Llamado a estar ahí, con los preferidos del Padre, se siente el padre Ángel Iglesias. Este sacerdote y misionero nacido en Valladolid hace 74 años e incardinado en Madrid, conoce a la perfección el peso el dolor y el latir de las heridas. Sus 50 años como sacerdote de Jesucristo, y 48 de ellos vividos, gota a gota, como misionero, confeccionan el brillo y la pasión de su mirada. «Yo solo acabo de empezar», confiesa, una y otra vez, «y a pesar de los primeros años, de las dudas y de las desconfianzas por las que pasé, estoy deseando volver» porque «en África soy inmensamente feliz».

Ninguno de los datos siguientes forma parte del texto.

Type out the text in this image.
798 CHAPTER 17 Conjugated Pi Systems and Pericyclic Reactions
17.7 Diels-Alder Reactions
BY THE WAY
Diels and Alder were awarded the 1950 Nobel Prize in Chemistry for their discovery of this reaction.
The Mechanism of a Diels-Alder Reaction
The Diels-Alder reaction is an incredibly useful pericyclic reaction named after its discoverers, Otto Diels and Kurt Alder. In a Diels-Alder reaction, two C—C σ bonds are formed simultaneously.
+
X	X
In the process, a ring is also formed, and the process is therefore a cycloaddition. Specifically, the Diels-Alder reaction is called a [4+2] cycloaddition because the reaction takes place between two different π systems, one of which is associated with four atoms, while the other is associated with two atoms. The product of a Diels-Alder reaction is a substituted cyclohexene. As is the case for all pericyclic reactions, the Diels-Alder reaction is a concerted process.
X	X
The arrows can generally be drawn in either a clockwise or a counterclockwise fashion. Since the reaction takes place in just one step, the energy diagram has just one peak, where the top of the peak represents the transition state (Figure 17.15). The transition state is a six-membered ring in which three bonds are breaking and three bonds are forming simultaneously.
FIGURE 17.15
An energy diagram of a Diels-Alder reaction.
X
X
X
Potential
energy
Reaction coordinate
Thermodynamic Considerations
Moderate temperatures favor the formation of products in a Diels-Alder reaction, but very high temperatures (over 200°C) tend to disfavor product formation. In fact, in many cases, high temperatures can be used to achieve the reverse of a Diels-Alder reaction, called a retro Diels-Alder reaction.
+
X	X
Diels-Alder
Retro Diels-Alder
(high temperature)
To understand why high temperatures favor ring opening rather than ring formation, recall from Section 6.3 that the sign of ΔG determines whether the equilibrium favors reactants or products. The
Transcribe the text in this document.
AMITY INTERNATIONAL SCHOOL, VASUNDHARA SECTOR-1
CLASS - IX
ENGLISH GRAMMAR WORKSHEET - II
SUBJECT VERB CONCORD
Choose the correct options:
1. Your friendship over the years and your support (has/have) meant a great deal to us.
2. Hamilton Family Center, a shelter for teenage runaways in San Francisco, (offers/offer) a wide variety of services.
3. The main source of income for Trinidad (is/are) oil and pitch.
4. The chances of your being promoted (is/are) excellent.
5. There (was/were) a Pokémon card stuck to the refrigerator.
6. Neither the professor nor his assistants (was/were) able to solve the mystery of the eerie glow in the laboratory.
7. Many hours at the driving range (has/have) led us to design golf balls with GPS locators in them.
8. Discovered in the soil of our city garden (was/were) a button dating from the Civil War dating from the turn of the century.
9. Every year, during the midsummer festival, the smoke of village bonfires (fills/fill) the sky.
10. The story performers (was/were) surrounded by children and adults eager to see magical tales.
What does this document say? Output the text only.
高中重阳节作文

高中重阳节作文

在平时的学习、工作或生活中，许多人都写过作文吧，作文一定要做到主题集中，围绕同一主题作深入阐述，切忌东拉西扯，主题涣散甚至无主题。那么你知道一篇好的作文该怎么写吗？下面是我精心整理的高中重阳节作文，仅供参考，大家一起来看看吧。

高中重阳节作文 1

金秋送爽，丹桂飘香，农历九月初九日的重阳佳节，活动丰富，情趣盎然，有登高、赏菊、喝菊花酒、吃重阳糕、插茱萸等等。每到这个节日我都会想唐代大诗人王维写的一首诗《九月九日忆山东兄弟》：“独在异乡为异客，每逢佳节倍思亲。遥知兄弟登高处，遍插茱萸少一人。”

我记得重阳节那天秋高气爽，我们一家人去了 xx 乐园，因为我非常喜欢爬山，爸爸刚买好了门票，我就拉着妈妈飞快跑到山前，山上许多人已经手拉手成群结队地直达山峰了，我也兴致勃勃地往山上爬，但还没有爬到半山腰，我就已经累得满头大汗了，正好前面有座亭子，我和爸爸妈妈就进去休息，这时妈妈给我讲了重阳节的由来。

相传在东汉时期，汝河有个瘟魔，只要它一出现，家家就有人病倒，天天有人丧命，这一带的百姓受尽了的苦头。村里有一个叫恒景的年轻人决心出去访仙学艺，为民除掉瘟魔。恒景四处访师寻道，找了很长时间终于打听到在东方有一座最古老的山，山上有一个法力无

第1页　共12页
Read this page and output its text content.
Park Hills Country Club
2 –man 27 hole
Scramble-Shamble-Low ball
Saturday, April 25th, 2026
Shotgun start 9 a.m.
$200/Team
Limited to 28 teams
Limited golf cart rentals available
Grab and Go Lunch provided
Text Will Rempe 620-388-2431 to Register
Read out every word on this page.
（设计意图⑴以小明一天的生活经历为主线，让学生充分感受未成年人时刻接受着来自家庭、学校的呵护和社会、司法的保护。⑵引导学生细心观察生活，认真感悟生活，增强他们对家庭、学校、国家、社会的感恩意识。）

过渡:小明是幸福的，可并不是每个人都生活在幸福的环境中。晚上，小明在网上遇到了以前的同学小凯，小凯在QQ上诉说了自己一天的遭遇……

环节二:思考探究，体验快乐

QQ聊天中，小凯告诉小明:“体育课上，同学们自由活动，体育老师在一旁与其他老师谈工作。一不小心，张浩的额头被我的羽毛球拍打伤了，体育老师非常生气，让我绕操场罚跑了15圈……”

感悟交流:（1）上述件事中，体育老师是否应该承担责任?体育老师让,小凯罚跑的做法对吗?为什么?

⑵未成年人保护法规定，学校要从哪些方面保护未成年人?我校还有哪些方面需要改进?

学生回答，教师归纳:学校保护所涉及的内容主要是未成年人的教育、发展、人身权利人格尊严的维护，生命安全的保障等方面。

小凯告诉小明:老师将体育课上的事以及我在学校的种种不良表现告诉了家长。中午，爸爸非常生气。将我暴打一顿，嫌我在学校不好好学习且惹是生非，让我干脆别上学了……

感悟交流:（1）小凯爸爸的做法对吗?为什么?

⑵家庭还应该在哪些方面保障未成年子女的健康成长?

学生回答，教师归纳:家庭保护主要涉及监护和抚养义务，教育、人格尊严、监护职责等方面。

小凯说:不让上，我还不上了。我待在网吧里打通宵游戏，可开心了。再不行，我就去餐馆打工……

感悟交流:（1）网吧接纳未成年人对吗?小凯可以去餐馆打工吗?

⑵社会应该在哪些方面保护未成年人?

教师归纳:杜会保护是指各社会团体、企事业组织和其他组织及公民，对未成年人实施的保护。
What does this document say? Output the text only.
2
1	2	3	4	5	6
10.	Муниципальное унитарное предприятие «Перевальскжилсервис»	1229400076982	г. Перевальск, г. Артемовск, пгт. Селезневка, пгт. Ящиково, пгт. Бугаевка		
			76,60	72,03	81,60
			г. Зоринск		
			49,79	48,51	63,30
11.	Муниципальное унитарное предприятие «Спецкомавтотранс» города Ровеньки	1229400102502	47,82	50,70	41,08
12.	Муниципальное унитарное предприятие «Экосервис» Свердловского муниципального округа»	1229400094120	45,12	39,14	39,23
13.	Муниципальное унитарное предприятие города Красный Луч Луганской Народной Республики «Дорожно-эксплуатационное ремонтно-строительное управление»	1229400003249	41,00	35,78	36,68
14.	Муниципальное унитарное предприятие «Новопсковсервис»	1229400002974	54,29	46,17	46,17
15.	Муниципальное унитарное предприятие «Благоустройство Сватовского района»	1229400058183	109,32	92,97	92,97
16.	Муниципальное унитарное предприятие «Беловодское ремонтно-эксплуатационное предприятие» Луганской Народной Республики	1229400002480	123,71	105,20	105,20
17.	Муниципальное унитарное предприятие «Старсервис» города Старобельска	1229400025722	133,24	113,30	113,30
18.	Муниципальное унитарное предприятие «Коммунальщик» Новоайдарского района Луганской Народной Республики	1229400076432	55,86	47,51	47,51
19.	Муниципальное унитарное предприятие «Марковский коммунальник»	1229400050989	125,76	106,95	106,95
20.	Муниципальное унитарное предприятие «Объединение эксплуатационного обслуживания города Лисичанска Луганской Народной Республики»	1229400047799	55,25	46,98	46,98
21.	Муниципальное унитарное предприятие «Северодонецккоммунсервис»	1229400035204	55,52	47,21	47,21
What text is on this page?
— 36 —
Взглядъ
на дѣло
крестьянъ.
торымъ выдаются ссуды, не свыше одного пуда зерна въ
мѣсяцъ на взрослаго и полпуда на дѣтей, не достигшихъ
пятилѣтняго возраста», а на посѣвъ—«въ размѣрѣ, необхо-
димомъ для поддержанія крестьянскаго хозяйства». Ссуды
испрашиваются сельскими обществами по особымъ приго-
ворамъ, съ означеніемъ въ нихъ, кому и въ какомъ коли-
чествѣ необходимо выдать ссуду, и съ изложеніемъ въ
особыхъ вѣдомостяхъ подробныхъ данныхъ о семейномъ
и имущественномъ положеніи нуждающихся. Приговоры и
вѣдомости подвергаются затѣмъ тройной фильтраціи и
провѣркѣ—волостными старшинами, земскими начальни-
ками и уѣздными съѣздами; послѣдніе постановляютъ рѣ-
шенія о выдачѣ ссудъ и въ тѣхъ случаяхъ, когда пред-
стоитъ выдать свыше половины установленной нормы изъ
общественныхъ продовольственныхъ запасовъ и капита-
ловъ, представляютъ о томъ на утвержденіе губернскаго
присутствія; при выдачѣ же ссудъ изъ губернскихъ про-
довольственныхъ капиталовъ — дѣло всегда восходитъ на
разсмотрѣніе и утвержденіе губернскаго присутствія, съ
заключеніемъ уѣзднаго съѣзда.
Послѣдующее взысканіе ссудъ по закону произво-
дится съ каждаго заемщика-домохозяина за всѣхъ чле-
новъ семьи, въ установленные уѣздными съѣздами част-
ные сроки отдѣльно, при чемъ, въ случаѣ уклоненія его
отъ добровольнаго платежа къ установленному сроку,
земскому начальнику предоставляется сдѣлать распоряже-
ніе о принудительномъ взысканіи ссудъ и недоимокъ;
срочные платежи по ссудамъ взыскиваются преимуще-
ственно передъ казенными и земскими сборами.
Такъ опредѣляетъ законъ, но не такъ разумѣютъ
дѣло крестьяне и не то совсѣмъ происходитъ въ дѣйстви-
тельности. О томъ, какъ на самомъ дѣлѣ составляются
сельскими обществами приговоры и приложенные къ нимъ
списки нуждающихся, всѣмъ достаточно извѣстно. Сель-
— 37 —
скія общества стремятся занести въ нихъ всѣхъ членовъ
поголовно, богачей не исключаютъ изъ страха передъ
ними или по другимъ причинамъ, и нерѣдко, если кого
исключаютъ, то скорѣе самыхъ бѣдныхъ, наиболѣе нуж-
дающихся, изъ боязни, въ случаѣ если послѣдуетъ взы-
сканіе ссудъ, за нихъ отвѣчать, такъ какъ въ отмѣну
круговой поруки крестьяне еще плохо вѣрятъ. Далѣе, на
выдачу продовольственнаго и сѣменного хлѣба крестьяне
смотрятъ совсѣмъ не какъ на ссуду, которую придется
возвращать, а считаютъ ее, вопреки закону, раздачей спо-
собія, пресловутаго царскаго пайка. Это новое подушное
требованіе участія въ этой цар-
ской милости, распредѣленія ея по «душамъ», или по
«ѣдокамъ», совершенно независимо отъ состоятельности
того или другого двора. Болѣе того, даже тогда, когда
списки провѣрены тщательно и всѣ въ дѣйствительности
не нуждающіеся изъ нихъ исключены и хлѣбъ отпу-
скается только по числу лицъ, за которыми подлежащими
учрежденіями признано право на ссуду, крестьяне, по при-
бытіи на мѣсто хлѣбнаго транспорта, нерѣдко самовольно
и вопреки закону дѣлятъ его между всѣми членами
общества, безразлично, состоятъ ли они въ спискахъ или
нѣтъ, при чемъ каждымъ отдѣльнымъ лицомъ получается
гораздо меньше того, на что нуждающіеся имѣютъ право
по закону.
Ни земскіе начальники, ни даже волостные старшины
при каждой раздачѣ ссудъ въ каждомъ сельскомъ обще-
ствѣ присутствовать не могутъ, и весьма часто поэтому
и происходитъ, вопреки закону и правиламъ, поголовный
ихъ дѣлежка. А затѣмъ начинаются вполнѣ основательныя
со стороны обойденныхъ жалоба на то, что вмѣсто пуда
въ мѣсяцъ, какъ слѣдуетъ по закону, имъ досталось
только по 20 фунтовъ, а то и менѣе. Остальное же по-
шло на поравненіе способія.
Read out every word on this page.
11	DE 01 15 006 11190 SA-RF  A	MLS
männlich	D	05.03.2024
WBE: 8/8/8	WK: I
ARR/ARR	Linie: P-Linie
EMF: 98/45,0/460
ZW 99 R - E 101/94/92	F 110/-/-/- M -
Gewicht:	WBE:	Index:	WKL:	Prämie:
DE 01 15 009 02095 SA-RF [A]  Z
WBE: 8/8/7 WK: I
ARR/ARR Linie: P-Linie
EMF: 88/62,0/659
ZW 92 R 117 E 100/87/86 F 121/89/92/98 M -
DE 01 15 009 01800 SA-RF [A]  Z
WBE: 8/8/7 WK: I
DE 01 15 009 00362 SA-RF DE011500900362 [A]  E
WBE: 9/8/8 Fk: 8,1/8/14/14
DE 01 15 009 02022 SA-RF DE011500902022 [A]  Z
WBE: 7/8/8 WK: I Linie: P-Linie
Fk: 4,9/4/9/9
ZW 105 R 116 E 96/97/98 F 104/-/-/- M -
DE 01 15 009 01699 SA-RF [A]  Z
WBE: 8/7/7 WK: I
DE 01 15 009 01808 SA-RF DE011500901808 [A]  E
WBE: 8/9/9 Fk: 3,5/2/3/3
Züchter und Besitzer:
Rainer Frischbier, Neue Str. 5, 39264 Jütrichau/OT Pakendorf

Así nos recibe a las puertas de la parroquia Virgen de la Paloma y San Pedro el Real. Sonriente, a tan solo un mes de que vuelva al continente que duele y sana a partes iguales, allí donde la vida reparte las sonrisas que a cualquier corazón llagado le faltan. Porque sonreír es necesario para el alma, como recuerdan las manos gastadas de este misionero neocatecumenal; manos que hablan de tú a tú, como él quiere que le recuerden. Y solo la sonrisa cura cuando solo quedan el frío y la soledad de la noche.


¿Cómo nació su vocación?

Mi vocación se la debo a mi padre. Él era policía nacional y, cada vez que le ascendían, le trasladaban de ciudad. Tras algunos años viviendo en diferentes sitios, me dijo que fuera al seminario, donde iba a estar recogido y bien cuidado. Yo, en realidad, no tenía ni idea, ni tampoco muchas ganas de ser cura. En realidad, no tenía ninguna. Empecé el Seminario Menor y Mayor en Valladolid. Tras un tiempo, venían misioneros a proyectarnos películas de las misiones, y ahí empecé a aficionarme por aquel mundo. Los que más me gustaban eran los Padres Blancos, porque vestían como los hippies de aquel tiempo. Entré, de hecho, sin conocer mucho su espiritualidad… Estuve en Francia y en Inglaterra estudiando y, tras mi ordenación sacerdotal, que fue en Logroño en 1969, me destinaron a Tanzania en 1971. Estuve cinco años como padre blanco, y ahí comencé como presbítero itinerante en el Camino Neocatecumenal. En total, he estado en ocho naciones de África: Zambia, Costa de Marfil, Ruanda, Burundi, Etiopía, Eritrea, Kenia y Tanzania.

48 años entregados, en cuerpo y alma, al Señor. Toda una vida dedicada a África. ¿De qué manera ha visto allí el rostro de Jesús?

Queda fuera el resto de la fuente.